4.4 If the Agreement is terminated pursuant to Section 4.2 above, the Parties shall proceed to the dissolution of the JV Company in accordance with the regulations and procedures set forth in the Laws of Vietnam.
4.5 The termination of the Agreement for any reason shall not release or exempt any Party from its responsibilities, commitments or any obligations already incurred under the Agreement.

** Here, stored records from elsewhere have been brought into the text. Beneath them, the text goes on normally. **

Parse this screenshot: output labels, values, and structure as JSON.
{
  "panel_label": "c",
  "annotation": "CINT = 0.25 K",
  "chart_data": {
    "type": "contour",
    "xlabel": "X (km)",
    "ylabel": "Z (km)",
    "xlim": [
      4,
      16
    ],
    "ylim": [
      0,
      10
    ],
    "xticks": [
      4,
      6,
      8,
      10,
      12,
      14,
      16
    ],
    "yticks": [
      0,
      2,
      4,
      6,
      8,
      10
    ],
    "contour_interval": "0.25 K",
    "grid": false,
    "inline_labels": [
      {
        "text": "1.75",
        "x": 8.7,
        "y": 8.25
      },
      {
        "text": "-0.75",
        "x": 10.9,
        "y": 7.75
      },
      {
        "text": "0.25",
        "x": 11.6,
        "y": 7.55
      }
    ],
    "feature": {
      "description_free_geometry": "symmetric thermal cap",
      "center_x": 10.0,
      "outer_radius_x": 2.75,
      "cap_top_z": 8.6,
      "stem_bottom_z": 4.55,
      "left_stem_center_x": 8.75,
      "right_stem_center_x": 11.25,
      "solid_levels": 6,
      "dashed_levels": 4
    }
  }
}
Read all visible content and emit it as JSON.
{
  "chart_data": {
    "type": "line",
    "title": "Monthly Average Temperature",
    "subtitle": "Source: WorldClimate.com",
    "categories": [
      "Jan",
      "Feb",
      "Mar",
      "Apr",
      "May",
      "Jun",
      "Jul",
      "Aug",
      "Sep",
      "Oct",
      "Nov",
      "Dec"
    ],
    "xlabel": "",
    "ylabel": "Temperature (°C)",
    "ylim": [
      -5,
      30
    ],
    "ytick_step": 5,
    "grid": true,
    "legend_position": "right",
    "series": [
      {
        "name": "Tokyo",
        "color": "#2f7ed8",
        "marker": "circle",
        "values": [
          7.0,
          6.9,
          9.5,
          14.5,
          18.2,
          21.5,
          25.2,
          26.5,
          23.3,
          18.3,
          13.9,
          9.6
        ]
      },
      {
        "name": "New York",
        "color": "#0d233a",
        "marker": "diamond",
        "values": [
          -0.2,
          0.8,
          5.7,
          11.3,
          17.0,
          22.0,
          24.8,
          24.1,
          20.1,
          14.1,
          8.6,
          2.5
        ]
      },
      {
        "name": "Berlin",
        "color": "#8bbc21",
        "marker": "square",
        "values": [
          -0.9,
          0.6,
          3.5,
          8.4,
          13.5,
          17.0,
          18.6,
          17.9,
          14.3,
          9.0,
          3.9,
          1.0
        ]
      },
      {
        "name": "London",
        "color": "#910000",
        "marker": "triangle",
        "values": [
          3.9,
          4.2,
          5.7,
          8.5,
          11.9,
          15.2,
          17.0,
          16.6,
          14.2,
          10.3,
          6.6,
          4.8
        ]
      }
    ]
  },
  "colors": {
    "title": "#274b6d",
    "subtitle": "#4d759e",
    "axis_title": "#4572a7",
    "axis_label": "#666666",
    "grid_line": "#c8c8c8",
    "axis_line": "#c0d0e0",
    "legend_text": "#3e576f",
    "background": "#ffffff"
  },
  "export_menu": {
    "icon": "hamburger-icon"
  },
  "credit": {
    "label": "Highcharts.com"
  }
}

In particular, any Party's obligation to pay any sum of money already due and payable to the other Party shall survive.
5. The NTA value and the Valuation Date taken into consideration to set the Purchase Price
The NTA value as at 31 December 2014 was USD5.513 million (equivalent to RM19.792 million) and the Valuation Date is targeted to be end of July 2015. The NTA value will be reduced with TVP declaring a dividend of its entire VAS (Vietnamese Accounting Standards) retained earnings up to the Valuation Date to reduce the NTA to an Adjusted NTA value of approximately USD3.372 million (equivalent to RM12.105 million). All USD currency have been converted to RM based on the 22 May 2015 at the exchange rate of USD1.00 : RM3.59.
6. The basis and justification of the Purchase Price
The basis and justification of the Purchase Price is based on the Adjusted NTA value after the declaration of TVP's entire VAS retained earnings up to Valuation Date. The Purchase Price also takes into consideration the value of the strategic relationship and long term profit contribution to the Group from the printed carton volumes to be provided by DOFICO.
7. The particulars of all liabilities to be assumed by DOFICO
There are no liabilities, including contingent liabilities and other guarantees to be assumed by
DOFICO arising from the Proposed Joint Venture.
8. The estimated timeframe to submit the application to Ho Chi Minh City Export Processing and Industrial Zones Authority in Vietnam for approval
Submission to Ho Chi Minh Export Processing and Industrial Zones Authority, Vietnam is expected to be by end of July 2015.